InterSpeech 2021

Fine-grained Prosody Modeling in Neural Speech Synthesis using ToBI Representation
(3 minutes introduction)

Yuxiang Zou (ByteDance, China), Shichao Liu (ByteDance, China), Xiang Yin (ByteDance, China), Haopeng Lin (ByteDance, China), Chunfeng Wang (ByteDance, China), Haoyu Zhang (ByteDance, China), Zejun Ma (ByteDance, China)

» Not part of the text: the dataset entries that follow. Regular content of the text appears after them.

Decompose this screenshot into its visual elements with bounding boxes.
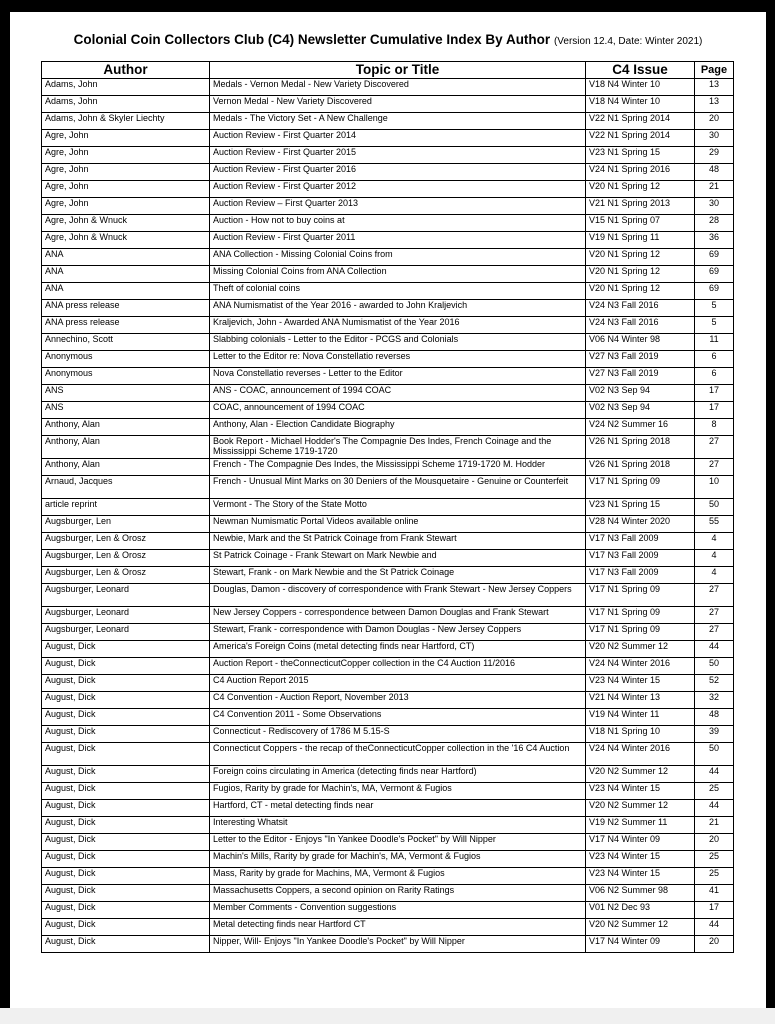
document-title	[10, 32, 766, 47]
table-row	[42, 675, 734, 692]
cell-issue: V17 N3 Fall 2009	[586, 567, 695, 584]
cell-topic: Auction Review - First Quarter 2011	[210, 232, 586, 249]
cell-author: August, Dick	[42, 868, 210, 885]
table-row	[42, 181, 734, 198]
cell-topic: Interesting Whatsit	[210, 817, 586, 834]
cell-author: August, Dick	[42, 902, 210, 919]
header-page: Page	[695, 62, 734, 79]
cell-page: 11	[695, 334, 734, 351]
cell-author: Augsburger, Len & Orosz	[42, 550, 210, 567]
cell-page: 55	[695, 516, 734, 533]
cell-issue: V06 N2 Summer 98	[586, 885, 695, 902]
cell-issue: V26 N1 Spring 2018	[586, 436, 695, 459]
table-row	[42, 868, 734, 885]
cell-page: 28	[695, 215, 734, 232]
cell-topic: Auction - How not to buy coins at	[210, 215, 586, 232]
cell-issue: V20 N2 Summer 12	[586, 766, 695, 783]
table-row	[42, 96, 734, 113]
cell-issue: V27 N3 Fall 2019	[586, 368, 695, 385]
cell-topic: Hartford, CT - metal detecting finds near	[210, 800, 586, 817]
cell-issue: V23 N1 Spring 15	[586, 147, 695, 164]
cell-page: 6	[695, 368, 734, 385]
cell-topic: Vermont - The Story of the State Motto	[210, 499, 586, 516]
cell-issue: V19 N1 Spring 11	[586, 232, 695, 249]
table-row	[42, 459, 734, 476]
table-row	[42, 783, 734, 800]
cell-author: August, Dick	[42, 766, 210, 783]
cell-author: August, Dick	[42, 743, 210, 766]
cell-page: 32	[695, 692, 734, 709]
cell-page: 20	[695, 113, 734, 130]
cell-author: Anonymous	[42, 351, 210, 368]
cell-topic: Newman Numismatic Portal Videos available online	[210, 516, 586, 533]
cell-topic: Foreign coins circulating in America (detecting finds near Hartford)	[210, 766, 586, 783]
cell-issue: V23 N4 Winter 15	[586, 783, 695, 800]
cell-author: Augsburger, Len & Orosz	[42, 533, 210, 550]
cell-issue: V20 N2 Summer 12	[586, 641, 695, 658]
table-row	[42, 164, 734, 181]
table-row	[42, 936, 734, 953]
cell-author: ANA	[42, 266, 210, 283]
table-row	[42, 766, 734, 783]
cell-author: Adams, John	[42, 96, 210, 113]
cell-topic: Machin's Mills, Rarity by grade for Machin's, MA, Vermont & Fugios	[210, 851, 586, 868]
cell-author: ANA	[42, 249, 210, 266]
cell-page: 17	[695, 902, 734, 919]
cell-page: 8	[695, 419, 734, 436]
cell-topic: C4 Convention - Auction Report, November 2013	[210, 692, 586, 709]
header-topic: Topic or Title	[210, 62, 586, 79]
cell-page: 4	[695, 550, 734, 567]
cell-author: August, Dick	[42, 834, 210, 851]
cell-author: August, Dick	[42, 800, 210, 817]
cell-topic: Anthony, Alan - Election Candidate Biography	[210, 419, 586, 436]
cell-page: 69	[695, 266, 734, 283]
cell-page: 17	[695, 385, 734, 402]
cell-page: 29	[695, 147, 734, 164]
cell-author: August, Dick	[42, 675, 210, 692]
table-row	[42, 300, 734, 317]
table-row	[42, 79, 734, 96]
cell-author: Agre, John	[42, 164, 210, 181]
table-row	[42, 499, 734, 516]
cell-topic: Massachusetts Coppers, a second opinion on Rarity Ratings	[210, 885, 586, 902]
cell-topic: Theft of colonial coins	[210, 283, 586, 300]
cell-page: 50	[695, 499, 734, 516]
cell-author: Annechino, Scott	[42, 334, 210, 351]
cell-topic: Auction Review - First Quarter 2014	[210, 130, 586, 147]
cell-page: 52	[695, 675, 734, 692]
cell-author: August, Dick	[42, 851, 210, 868]
cell-issue: V17 N3 Fall 2009	[586, 550, 695, 567]
cell-topic: Medals - Vernon Medal - New Variety Discovered	[210, 79, 586, 96]
table-row	[42, 885, 734, 902]
cell-author: article reprint	[42, 499, 210, 516]
cell-page: 44	[695, 641, 734, 658]
cell-issue: V17 N1 Spring 09	[586, 624, 695, 641]
cell-author: Augsburger, Len	[42, 516, 210, 533]
table-row	[42, 567, 734, 584]
cell-topic: Auction Report - theConnecticutCopper collection in the C4 Auction 11/2016	[210, 658, 586, 675]
cell-topic: St Patrick Coinage - Frank Stewart on Mark Newbie and	[210, 550, 586, 567]
cell-page: 48	[695, 709, 734, 726]
cell-topic: ANA Numismatist of the Year 2016 - awarded to John Kraljevich	[210, 300, 586, 317]
cell-author: Agre, John	[42, 198, 210, 215]
table-row	[42, 834, 734, 851]
cell-topic: Stewart, Frank - on Mark Newbie and the St Patrick Coinage	[210, 567, 586, 584]
cell-topic: Nipper, Will- Enjoys "In Yankee Doodle's Pocket" by Will Nipper	[210, 936, 586, 953]
table-row	[42, 817, 734, 834]
cell-author: Agre, John & Wnuck	[42, 232, 210, 249]
cell-author: ANA	[42, 283, 210, 300]
cell-issue: V23 N4 Winter 15	[586, 868, 695, 885]
cell-author: Adams, John & Skyler Liechty	[42, 113, 210, 130]
cell-issue: V22 N1 Spring 2014	[586, 130, 695, 147]
cell-author: August, Dick	[42, 783, 210, 800]
cell-author: August, Dick	[42, 919, 210, 936]
table-row	[42, 516, 734, 533]
cell-page: 44	[695, 766, 734, 783]
cell-page: 6	[695, 351, 734, 368]
cell-author: ANS	[42, 385, 210, 402]
cell-topic: Auction Review - First Quarter 2016	[210, 164, 586, 181]
cell-page: 41	[695, 885, 734, 902]
cell-topic: French - Unusual Mint Marks on 30 Deniers of the Mousquetaire - Genuine or Counterfeit	[210, 476, 586, 499]
cell-issue: V15 N1 Spring 07	[586, 215, 695, 232]
cell-author: Anonymous	[42, 368, 210, 385]
cell-issue: V18 N4 Winter 10	[586, 96, 695, 113]
table-row	[42, 902, 734, 919]
header-author: Author	[42, 62, 210, 79]
table-row	[42, 919, 734, 936]
cell-topic: Missing Colonial Coins from ANA Collection	[210, 266, 586, 283]
table-row	[42, 351, 734, 368]
cell-issue: V17 N1 Spring 09	[586, 584, 695, 607]
cell-issue: V20 N1 Spring 12	[586, 283, 695, 300]
cell-topic: Medals - The Victory Set - A New Challenge	[210, 113, 586, 130]
cell-page: 44	[695, 919, 734, 936]
cell-issue: V24 N2 Summer 16	[586, 419, 695, 436]
cell-issue: V21 N4 Winter 13	[586, 692, 695, 709]
cell-issue: V27 N3 Fall 2019	[586, 351, 695, 368]
cell-author: Augsburger, Len & Orosz	[42, 567, 210, 584]
cell-page: 5	[695, 317, 734, 334]
cell-topic: Fugios, Rarity by grade for Machin's, MA, Vermont & Fugios	[210, 783, 586, 800]
table-row	[42, 658, 734, 675]
cell-author: Agre, John	[42, 181, 210, 198]
cell-author: ANS	[42, 402, 210, 419]
cell-topic: Metal detecting finds near Hartford CT	[210, 919, 586, 936]
cell-page: 27	[695, 436, 734, 459]
cell-issue: V18 N1 Spring 10	[586, 726, 695, 743]
cell-author: August, Dick	[42, 709, 210, 726]
table-row	[42, 232, 734, 249]
cell-page: 50	[695, 658, 734, 675]
cell-author: August, Dick	[42, 726, 210, 743]
cell-page: 4	[695, 533, 734, 550]
cell-topic: Slabbing colonials - Letter to the Editor - PCGS and Colonials	[210, 334, 586, 351]
cell-author: August, Dick	[42, 692, 210, 709]
cell-topic: Mass, Rarity by grade for Machins, MA, Vermont & Fugios	[210, 868, 586, 885]
cell-issue: V23 N1 Spring 15	[586, 499, 695, 516]
cell-issue: V18 N4 Winter 10	[586, 79, 695, 96]
cell-author: Adams, John	[42, 79, 210, 96]
cell-author: Anthony, Alan	[42, 419, 210, 436]
table-row	[42, 607, 734, 624]
cell-topic: C4 Auction Report 2015	[210, 675, 586, 692]
cell-page: 30	[695, 198, 734, 215]
cell-topic: C4 Convention 2011 - Some Observations	[210, 709, 586, 726]
cell-page: 21	[695, 817, 734, 834]
cell-author: August, Dick	[42, 885, 210, 902]
table-row	[42, 550, 734, 567]
table-row	[42, 215, 734, 232]
cell-topic: Member Comments - Convention suggestions	[210, 902, 586, 919]
cell-issue: V17 N1 Spring 09	[586, 476, 695, 499]
cell-topic: Auction Review – First Quarter 2013	[210, 198, 586, 215]
cell-issue: V17 N4 Winter 09	[586, 834, 695, 851]
cell-issue: V21 N1 Spring 2013	[586, 198, 695, 215]
table-row	[42, 249, 734, 266]
cell-page: 13	[695, 79, 734, 96]
cell-issue: V23 N4 Winter 15	[586, 675, 695, 692]
cell-page: 27	[695, 607, 734, 624]
cell-page: 48	[695, 164, 734, 181]
cell-author: Arnaud, Jacques	[42, 476, 210, 499]
cell-issue: V02 N3 Sep 94	[586, 385, 695, 402]
table-row	[42, 402, 734, 419]
cell-issue: V06 N4 Winter 98	[586, 334, 695, 351]
cell-topic: Auction Review - First Quarter 2015	[210, 147, 586, 164]
cell-page: 39	[695, 726, 734, 743]
table-row	[42, 317, 734, 334]
cell-author: Agre, John	[42, 130, 210, 147]
cell-issue: V20 N1 Spring 12	[586, 249, 695, 266]
cell-page: 21	[695, 181, 734, 198]
cell-page: 69	[695, 283, 734, 300]
cell-issue: V24 N4 Winter 2016	[586, 658, 695, 675]
cell-issue: V19 N4 Winter 11	[586, 709, 695, 726]
table-row	[42, 743, 734, 766]
cell-topic: New Jersey Coppers - correspondence between Damon Douglas and Frank Stewart	[210, 607, 586, 624]
cell-page: 50	[695, 743, 734, 766]
index-table	[41, 61, 734, 953]
table-row	[42, 851, 734, 868]
table-row	[42, 584, 734, 607]
cell-page: 17	[695, 402, 734, 419]
table-row	[42, 419, 734, 436]
table-row	[42, 476, 734, 499]
table-row	[42, 334, 734, 351]
cell-topic: Douglas, Damon - discovery of correspondence with Frank Stewart - New Jersey Coppers	[210, 584, 586, 607]
table-row	[42, 709, 734, 726]
cell-issue: V24 N3 Fall 2016	[586, 300, 695, 317]
table-row	[42, 436, 734, 459]
cell-issue: V17 N4 Winter 09	[586, 936, 695, 953]
cell-page: 44	[695, 800, 734, 817]
cell-page: 13	[695, 96, 734, 113]
cell-page: 25	[695, 851, 734, 868]
cell-topic: Letter to the Editor re: Nova Constellatio reverses	[210, 351, 586, 368]
cell-page: 25	[695, 868, 734, 885]
table-row	[42, 385, 734, 402]
cell-issue: V20 N2 Summer 12	[586, 919, 695, 936]
cell-topic: Auction Review - First Quarter 2012	[210, 181, 586, 198]
cell-author: August, Dick	[42, 817, 210, 834]
cell-page: 30	[695, 130, 734, 147]
cell-page: 27	[695, 624, 734, 641]
table-row	[42, 368, 734, 385]
cell-author: Anthony, Alan	[42, 459, 210, 476]
table-row	[42, 533, 734, 550]
cell-author: August, Dick	[42, 658, 210, 675]
cell-page: 69	[695, 249, 734, 266]
cell-issue: V19 N2 Summer 11	[586, 817, 695, 834]
cell-author: Agre, John & Wnuck	[42, 215, 210, 232]
cell-topic: COAC, announcement of 1994 COAC	[210, 402, 586, 419]
cell-topic: ANS - COAC, announcement of 1994 COAC	[210, 385, 586, 402]
cell-author: ANA press release	[42, 300, 210, 317]
cell-topic: French - The Compagnie Des Indes, the Mississippi Scheme 1719-1720 M. Hodder	[210, 459, 586, 476]
cell-issue: V22 N1 Spring 2014	[586, 113, 695, 130]
cell-author: Augsburger, Leonard	[42, 584, 210, 607]
cell-page: 20	[695, 936, 734, 953]
cell-author: Augsburger, Leonard	[42, 607, 210, 624]
cell-topic: Newbie, Mark and the St Patrick Coinage from Frank Stewart	[210, 533, 586, 550]
cell-topic: Connecticut Coppers - the recap of theConnecticutCopper collection in the '16 C4 Auction	[210, 743, 586, 766]
cell-page: 25	[695, 783, 734, 800]
table-body	[42, 79, 734, 953]
table-row	[42, 130, 734, 147]
cell-topic: Stewart, Frank - correspondence with Damon Douglas - New Jersey Coppers	[210, 624, 586, 641]
table-row	[42, 624, 734, 641]
cell-issue: V02 N3 Sep 94	[586, 402, 695, 419]
header-issue: C4 Issue	[586, 62, 695, 79]
version-note: (Version 12.4, Date: Winter 2021)	[553, 36, 703, 47]
cell-page: 36	[695, 232, 734, 249]
cell-issue: V26 N1 Spring 2018	[586, 459, 695, 476]
cell-page: 10	[695, 476, 734, 499]
cell-issue: V20 N2 Summer 12	[586, 800, 695, 817]
cell-issue: V20 N1 Spring 12	[586, 181, 695, 198]
table-row	[42, 641, 734, 658]
cell-topic: Vernon Medal - New Variety Discovered	[210, 96, 586, 113]
cell-issue: V23 N4 Winter 15	[586, 851, 695, 868]
cell-issue: V17 N1 Spring 09	[586, 607, 695, 624]
cell-topic: Letter to the Editor - Enjoys "In Yankee Doodle's Pocket" by Will Nipper	[210, 834, 586, 851]
cell-issue: V28 N4 Winter 2020	[586, 516, 695, 533]
cell-issue: V24 N3 Fall 2016	[586, 317, 695, 334]
table-row	[42, 283, 734, 300]
cell-author: ANA press release	[42, 317, 210, 334]
cell-topic: ANA Collection - Missing Colonial Coins from	[210, 249, 586, 266]
cell-author: Agre, John	[42, 147, 210, 164]
cell-author: Anthony, Alan	[42, 436, 210, 459]
cell-issue: V20 N1 Spring 12	[586, 266, 695, 283]
cell-topic: Book Report - Michael Hodder's The Compagnie Des Indes, French Coinage and the Mississippi Scheme 1719-1720	[210, 436, 586, 459]
cell-page: 5	[695, 300, 734, 317]
cell-issue: V17 N3 Fall 2009	[586, 533, 695, 550]
table-row	[42, 726, 734, 743]
cell-issue: V24 N4 Winter 2016	[586, 743, 695, 766]
bottom-strip	[0, 1008, 775, 1024]
table-row	[42, 692, 734, 709]
table-row	[42, 198, 734, 215]
cell-topic: Nova Constellatio reverses - Letter to the Editor	[210, 368, 586, 385]
cell-author: Augsburger, Leonard	[42, 624, 210, 641]
cell-issue: V01 N2 Dec 93	[586, 902, 695, 919]
cell-author: August, Dick	[42, 936, 210, 953]
cell-author: August, Dick	[42, 641, 210, 658]
cell-page: 4	[695, 567, 734, 584]
table-row	[42, 800, 734, 817]
cell-page: 20	[695, 834, 734, 851]
title-text: Colonial Coin Collectors Club (C4) Newsletter Cumulative Index By Author	[73, 32, 551, 47]
cell-page: 27	[695, 584, 734, 607]
cell-topic: Connecticut - Rediscovery of 1786 M 5.15-S	[210, 726, 586, 743]
header-row	[42, 62, 734, 79]
cell-topic: America's Foreign Coins (metal detecting finds near Hartford, CT)	[210, 641, 586, 658]
table-row	[42, 147, 734, 164]
cell-page: 27	[695, 459, 734, 476]
table-row	[42, 113, 734, 130]
cell-topic: Kraljevich, John - Awarded ANA Numismatist of the Year 2016	[210, 317, 586, 334]
cell-issue: V24 N1 Spring 2016	[586, 164, 695, 181]
table-row	[42, 266, 734, 283]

Benefiting from the great development of deep learning, modern neural text-to-speech (TTS) models can generate speech indistinguishable from natural speech. However, The generated utterances often keep an average prosodic style of the database instead of having rich prosodic variation. For pitch-stressed languages, such as English, accurate intonation and stress are important for conveying semantic information. In this work, we propose a fine-grained prosody modeling method in neural speech synthesis with ToBI (Tones and Break Indices) representation. The proposed system consists of a text frontend for ToBI prediction and a Tacotron-based TTS module for prosody modeling. By introducing the ToBI representation, we can control the system to synthesize speech with accurate intonation and stress at syllable level. Compared with the two baselines (Tacotron and unsupervised method), experiments show that our model can generate more natural speech with more accurate prosody, as well as effectively control the stress, intonation, and pause of the speech.